Cryptocurrency fans often consider crypto and blockchain technologies to be revolutionary.  In fact, the nickname DeFi, a popular nickname for this sector, (which stands for decentralized finance) sounds a lot like “defiance.”  Crypto can be universal in nature (not controlled by any one institution), cross-border (not controlled by any one nation) and theoretically transparent in operation.
At the same time, however, crypto is unfortunately subject to vast losses to hacking and account takeover.  Recent hacks of cryptocurrency accounts include incidents such as the 2022 Ronin Network heist totaling $614 million, the Coincheck hack of 2018 totaling $547 million and the 2021 Poly Network hack totaling $611 million.  Funds are sometimes recovered—and sometimes not. A single hack may enable a thief to access the assets of thousands of users at once.
Since cryptocurrencies are virtual—exist only in the cloud, they are accessed and controlled only by the account owner’s username and password.  The true identity of the account owner is generally not recorded or known, and the password or key to an account is vital for accessing its assets.  There have been multiple stories of users who have lost their account information and therefore their assets, sometimes in the millions of dollars.
Cryptocurrencies have not only been popular with millennials and people looking for alternative investments.  They have also been wildly popular with thieves, crooks and scammers.  For example, they are the preferred method of payment for perpetrators of computer network ransomware—the practice whereby thieves, often located in Russia or North Korea, remotely lockup (encrypt) computer operations, even those of massive enterprises like hospitals and electric utilities, and hand over the decryption keys only after they have been paid off—sometimes to the tune of multiple millions of dollars in cryptocurrency.

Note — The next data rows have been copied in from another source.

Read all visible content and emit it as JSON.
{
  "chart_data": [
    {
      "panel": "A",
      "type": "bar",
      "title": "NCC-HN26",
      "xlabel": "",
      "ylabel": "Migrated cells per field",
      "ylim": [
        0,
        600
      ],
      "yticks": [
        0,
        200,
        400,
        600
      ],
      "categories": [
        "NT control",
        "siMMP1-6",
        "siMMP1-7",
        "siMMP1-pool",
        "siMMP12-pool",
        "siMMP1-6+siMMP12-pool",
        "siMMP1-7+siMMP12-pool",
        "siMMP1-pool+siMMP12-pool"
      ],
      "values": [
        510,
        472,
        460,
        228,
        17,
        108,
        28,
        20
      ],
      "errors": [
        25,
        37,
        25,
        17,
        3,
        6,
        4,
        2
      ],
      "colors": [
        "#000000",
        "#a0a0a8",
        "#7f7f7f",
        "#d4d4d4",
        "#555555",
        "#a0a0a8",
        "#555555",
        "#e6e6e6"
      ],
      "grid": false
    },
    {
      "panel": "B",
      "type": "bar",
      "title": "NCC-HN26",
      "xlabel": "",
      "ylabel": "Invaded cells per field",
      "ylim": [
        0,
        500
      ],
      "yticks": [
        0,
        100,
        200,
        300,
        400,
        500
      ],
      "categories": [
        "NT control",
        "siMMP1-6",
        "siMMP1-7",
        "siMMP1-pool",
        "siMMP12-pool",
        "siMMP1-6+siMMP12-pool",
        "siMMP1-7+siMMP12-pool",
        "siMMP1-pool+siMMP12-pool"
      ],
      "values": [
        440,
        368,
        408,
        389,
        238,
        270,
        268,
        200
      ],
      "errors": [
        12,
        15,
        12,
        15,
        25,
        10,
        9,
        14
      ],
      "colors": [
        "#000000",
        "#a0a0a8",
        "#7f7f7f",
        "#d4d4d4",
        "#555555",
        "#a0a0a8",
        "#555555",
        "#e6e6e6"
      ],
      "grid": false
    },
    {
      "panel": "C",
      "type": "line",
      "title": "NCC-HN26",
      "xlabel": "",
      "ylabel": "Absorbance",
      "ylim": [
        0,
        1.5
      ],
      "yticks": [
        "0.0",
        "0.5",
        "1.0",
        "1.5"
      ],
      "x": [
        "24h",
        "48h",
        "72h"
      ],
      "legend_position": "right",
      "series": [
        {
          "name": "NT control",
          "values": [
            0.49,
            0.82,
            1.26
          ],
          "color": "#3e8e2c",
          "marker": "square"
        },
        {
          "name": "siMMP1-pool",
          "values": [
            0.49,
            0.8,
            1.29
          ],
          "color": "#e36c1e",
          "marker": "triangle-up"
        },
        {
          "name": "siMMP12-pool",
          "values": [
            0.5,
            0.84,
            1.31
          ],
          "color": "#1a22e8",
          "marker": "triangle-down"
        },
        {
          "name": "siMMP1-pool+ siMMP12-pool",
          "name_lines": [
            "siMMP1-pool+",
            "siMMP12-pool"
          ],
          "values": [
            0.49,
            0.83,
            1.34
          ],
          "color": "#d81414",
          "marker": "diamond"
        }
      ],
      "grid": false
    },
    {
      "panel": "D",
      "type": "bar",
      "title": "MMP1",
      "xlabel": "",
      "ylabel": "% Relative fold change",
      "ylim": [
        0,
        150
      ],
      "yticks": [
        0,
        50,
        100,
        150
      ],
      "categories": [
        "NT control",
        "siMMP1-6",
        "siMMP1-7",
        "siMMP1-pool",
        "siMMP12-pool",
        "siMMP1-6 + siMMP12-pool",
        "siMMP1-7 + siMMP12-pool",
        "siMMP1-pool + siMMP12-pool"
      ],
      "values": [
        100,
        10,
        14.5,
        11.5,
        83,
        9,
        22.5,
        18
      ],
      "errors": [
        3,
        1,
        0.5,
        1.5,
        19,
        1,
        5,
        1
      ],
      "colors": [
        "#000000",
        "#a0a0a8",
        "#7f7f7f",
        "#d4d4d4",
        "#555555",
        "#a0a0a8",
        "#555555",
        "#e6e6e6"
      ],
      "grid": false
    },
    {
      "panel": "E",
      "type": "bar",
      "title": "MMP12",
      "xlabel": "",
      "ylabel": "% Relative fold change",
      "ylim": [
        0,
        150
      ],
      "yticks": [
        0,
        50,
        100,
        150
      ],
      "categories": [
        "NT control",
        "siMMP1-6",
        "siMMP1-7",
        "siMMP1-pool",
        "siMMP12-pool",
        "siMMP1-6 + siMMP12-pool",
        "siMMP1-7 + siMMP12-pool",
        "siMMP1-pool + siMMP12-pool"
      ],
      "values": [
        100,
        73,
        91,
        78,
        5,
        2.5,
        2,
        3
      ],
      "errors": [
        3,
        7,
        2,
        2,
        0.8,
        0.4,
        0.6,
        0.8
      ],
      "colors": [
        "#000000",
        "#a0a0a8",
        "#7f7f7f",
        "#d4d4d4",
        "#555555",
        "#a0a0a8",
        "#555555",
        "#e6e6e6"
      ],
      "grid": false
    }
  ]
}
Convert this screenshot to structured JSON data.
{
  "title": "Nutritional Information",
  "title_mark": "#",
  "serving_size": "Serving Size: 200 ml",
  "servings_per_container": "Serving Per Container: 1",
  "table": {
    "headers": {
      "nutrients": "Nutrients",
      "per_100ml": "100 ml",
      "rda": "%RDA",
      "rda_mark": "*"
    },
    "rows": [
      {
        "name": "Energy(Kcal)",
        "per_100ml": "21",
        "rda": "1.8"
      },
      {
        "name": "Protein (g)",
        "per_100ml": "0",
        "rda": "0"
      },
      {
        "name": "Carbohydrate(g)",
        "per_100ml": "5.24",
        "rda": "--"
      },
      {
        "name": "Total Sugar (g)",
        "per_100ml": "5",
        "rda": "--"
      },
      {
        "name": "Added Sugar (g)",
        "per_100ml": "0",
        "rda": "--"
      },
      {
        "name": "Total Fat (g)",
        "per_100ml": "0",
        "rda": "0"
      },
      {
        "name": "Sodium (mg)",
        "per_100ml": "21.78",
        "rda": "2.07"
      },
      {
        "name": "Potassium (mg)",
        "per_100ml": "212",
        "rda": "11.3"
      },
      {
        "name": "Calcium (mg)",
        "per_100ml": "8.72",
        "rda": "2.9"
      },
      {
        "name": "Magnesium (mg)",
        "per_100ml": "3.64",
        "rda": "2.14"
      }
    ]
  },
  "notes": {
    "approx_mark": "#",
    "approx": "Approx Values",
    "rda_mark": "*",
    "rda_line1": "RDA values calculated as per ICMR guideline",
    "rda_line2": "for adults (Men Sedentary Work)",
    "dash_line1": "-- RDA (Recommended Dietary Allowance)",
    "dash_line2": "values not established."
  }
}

Over the mid- to long-term, we are likely to see more than a few governments and national treasuries around the world experiment with issuing their own versions of digital currencies.  China is already a pioneer with its e-CNY or digital yuan.  The goal will be to speed up certain types of trading, investing and payments, through digitization.  However, to be successful and meaningful, such digital currencies will have to backed by the full faith and credit of the governments that issue them.  In addition, proof of ownership and the identification of the parties to a digital transaction are likely to be streamlined.